Well, thinking about it, i think it is true. A lot of companies from all parts of the world of all sorts these days have created mobile apps crafted for iOS, Android, Windows Phone and BlackBerry users designed for them to reach their customers easier in different ways. One example are Banks. Banks from all over the world created smartphone apps to let their customers check their balance or perform whatever banking transaction they need to just like paying bills, as long as these actions are available with the web version of their Bank’s eBanking services.
Yes, it is very convenient. But, the question is: Are we really that willing to entrust the safety of our hard earned money into these mobile applications our banks are offering when we hardly know how safe it was developed just for the convenience of not having to go to the ATM machine each time we need to check our balance, or saving ourselves a trip to the bank for bills payment and what nots when we live in a world where hackers and identity thieves are so out there, ready to make a move to steal not just money, but also personal information they can use?
A research conducted by Ariel Sanchez of IOActive Labs proved that many of the mobile banking apps available for download from your smartphone’s app store are plagued with vulnerabilities making customers and banks very susceptible to hacking and information stealing. This research was conducted in a total of 40 non-consecutive hours using Apple iPhone and iPad devices to test 40 mobile banking apps from 60 of the World’s top banks.
Although the research did not discuss publicly specific vulnerabilities of the apps tested, the research revealed that:
1. Less than 20% of the apps tested poses risk from memory corruption attacks, since their Position Independent Executable (PIE) and Stack Smashing protection are disabled.
2. 40% of the apps tested were found that they don’t validate the authenticity of SSL certificates presented, making them susceptible to Man-in-The-Middle (MiTM) attacks.
4. Almost 70% of the apps does not feature an alternative authentication solutions, which can lead to impersonation attacks.
6. A new way of phishing attacks have surfaced. By injecting a code that would prompt a user to reenter the user’s credentials because “the online banking session has expired”, the attacker can easily steal a user’s log in details.

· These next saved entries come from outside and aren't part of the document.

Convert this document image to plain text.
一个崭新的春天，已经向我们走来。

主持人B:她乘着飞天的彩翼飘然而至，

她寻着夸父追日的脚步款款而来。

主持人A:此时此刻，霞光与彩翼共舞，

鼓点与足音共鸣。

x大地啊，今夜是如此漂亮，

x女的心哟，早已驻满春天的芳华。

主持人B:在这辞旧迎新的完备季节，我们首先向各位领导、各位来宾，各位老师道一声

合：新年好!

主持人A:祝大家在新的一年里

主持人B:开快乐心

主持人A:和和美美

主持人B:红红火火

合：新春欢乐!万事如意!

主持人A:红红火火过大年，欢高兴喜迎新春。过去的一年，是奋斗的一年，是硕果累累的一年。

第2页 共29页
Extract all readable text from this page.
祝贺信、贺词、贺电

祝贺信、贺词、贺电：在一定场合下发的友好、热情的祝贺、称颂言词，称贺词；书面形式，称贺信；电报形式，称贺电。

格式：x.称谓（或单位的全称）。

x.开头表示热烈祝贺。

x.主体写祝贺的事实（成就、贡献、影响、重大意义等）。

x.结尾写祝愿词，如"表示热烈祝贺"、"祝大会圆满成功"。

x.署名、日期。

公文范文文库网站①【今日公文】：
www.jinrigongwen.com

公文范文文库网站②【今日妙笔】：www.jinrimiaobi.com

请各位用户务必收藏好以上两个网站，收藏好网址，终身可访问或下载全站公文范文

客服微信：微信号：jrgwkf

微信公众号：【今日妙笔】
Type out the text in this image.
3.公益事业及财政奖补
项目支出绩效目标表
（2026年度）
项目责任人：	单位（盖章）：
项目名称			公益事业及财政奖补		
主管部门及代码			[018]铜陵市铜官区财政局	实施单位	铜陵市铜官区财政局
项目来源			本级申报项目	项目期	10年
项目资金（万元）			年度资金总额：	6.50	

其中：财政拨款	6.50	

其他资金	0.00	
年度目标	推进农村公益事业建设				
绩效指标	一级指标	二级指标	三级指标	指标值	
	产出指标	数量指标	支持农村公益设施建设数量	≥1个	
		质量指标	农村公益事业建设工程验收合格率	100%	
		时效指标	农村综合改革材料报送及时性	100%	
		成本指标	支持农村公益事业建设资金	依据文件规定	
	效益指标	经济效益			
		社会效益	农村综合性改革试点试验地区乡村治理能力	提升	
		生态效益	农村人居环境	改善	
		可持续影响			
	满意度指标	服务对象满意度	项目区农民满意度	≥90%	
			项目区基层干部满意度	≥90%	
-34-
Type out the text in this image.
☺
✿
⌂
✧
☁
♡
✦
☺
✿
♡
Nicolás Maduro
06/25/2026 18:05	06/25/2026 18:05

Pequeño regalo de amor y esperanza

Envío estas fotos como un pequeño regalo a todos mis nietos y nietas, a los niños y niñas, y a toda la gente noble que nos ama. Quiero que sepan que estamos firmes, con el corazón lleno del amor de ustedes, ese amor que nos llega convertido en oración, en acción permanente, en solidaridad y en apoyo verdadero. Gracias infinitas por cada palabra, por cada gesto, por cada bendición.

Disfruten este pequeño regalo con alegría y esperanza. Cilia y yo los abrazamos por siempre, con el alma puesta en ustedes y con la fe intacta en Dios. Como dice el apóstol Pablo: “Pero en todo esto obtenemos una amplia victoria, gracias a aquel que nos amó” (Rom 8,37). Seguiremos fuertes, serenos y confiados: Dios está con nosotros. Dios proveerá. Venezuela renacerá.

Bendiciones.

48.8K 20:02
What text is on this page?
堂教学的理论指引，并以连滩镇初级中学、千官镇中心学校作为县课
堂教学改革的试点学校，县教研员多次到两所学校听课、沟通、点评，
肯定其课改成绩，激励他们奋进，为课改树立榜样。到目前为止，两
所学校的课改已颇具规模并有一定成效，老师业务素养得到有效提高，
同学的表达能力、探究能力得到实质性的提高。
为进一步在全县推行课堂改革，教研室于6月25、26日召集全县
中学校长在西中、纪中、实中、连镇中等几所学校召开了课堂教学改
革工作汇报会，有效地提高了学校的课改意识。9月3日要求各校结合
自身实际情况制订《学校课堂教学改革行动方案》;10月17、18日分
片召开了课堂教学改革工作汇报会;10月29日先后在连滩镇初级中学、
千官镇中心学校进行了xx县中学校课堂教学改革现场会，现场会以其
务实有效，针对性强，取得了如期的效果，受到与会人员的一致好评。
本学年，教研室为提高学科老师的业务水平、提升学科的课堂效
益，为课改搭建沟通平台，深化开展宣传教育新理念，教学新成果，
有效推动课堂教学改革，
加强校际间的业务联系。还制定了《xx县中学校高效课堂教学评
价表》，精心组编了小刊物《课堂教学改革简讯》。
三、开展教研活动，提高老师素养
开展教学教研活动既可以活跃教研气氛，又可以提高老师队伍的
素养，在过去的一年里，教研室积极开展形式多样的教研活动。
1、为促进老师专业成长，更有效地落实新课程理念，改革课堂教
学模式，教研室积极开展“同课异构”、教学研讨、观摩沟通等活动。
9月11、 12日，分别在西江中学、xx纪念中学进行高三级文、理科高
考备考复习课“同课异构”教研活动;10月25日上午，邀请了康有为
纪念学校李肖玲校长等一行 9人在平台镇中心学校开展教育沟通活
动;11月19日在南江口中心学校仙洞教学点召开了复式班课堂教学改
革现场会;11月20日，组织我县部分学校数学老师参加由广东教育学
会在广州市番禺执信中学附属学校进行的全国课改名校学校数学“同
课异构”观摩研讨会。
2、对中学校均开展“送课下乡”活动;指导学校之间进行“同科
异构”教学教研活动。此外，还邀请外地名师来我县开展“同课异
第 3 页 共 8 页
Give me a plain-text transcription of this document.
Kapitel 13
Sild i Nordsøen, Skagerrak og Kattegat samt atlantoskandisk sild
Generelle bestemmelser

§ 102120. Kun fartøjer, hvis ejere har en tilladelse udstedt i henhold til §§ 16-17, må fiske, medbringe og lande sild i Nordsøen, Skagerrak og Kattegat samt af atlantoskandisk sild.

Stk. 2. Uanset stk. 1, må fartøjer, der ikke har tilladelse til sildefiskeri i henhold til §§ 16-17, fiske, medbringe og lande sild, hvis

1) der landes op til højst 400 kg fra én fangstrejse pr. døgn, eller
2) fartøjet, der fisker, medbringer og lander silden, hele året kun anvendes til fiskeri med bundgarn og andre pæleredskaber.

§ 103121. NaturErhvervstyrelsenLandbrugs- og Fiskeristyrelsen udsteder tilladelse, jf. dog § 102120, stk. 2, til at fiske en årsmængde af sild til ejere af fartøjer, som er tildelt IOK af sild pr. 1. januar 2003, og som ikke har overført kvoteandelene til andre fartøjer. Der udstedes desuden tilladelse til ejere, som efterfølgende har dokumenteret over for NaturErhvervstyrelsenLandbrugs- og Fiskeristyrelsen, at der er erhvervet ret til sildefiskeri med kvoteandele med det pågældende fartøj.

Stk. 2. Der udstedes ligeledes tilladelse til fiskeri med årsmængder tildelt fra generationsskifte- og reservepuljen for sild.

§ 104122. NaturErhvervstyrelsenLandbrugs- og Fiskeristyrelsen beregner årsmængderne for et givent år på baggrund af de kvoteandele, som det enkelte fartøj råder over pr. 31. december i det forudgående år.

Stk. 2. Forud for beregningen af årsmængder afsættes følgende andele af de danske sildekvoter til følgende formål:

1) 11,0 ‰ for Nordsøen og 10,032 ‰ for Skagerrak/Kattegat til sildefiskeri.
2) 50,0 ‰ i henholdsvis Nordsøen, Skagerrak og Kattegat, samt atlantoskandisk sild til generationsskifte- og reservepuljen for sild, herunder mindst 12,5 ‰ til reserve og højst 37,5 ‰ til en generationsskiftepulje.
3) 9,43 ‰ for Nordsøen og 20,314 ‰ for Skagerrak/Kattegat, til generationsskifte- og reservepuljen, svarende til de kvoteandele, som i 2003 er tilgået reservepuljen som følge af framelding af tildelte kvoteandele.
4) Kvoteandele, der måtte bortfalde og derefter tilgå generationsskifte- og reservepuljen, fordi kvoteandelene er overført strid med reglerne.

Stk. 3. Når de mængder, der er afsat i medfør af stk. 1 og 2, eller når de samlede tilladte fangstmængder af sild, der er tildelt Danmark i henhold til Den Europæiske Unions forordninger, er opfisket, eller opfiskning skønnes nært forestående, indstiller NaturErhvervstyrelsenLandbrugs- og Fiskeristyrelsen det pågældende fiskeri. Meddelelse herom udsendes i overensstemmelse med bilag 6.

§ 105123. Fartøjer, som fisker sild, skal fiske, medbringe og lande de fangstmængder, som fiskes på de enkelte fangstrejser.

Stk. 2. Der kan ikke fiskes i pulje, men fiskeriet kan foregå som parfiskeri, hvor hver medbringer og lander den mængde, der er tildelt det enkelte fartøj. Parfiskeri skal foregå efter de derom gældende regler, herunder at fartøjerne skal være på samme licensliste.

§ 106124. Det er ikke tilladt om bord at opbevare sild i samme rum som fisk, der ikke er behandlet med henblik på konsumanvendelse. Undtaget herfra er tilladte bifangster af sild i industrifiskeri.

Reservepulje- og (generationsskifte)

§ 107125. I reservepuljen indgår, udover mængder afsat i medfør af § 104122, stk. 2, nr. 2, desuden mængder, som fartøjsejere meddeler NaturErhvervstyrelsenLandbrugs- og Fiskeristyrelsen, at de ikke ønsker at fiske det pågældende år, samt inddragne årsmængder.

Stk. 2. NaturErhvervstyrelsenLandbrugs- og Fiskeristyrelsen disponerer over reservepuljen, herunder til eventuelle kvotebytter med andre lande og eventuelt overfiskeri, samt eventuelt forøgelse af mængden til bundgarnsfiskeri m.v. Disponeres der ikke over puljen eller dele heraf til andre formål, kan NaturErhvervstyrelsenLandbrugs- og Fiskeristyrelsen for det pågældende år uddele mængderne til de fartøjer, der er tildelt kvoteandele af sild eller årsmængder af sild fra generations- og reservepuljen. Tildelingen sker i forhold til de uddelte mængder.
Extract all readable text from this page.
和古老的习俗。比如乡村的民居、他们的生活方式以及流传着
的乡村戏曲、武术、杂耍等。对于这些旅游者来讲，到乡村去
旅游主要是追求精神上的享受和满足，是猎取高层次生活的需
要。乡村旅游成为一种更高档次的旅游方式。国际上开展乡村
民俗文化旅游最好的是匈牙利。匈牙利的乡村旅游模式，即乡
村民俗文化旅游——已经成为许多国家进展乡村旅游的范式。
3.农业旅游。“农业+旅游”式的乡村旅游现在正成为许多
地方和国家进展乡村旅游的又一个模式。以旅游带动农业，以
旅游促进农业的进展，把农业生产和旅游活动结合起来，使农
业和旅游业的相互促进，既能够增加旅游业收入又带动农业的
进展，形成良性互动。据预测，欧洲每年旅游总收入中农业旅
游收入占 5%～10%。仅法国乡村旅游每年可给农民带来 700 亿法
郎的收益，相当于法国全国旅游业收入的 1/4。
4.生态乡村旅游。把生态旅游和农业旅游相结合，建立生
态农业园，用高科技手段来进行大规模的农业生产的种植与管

These results are disturbing. With the recent data theft incident that happened last November 2013 during the ThanksGiving and Black Friday sale in the US where more than 40 million Target credit cards might have been included, it shows that everyone is posed to a threat of identity theft and possibly, information stealing until banks and developers makes sure that their apps are secured and safe from attacks.
Personally, I use local bank apps from BPI, Unionbank and other mobile banking apps like GCash, and so far, my accounts have not been comprised yet, and i’m hoping it stays that way. A relative I know based in New York (and a Cebuana as well) on the other hand went to LA last summer for a quick vacation. She tried to log-in onto her online account using her mobile phone for the first time to check her balance, and the next thing she knew, there were charges a day after on her card from establishments in Europe. It’s a good thing that the bank reversed the charges since there’s no way for her to be in LA and make charges from Europe.
With this said, I can’t help but ask again. With mobile banking apps, are we really safe?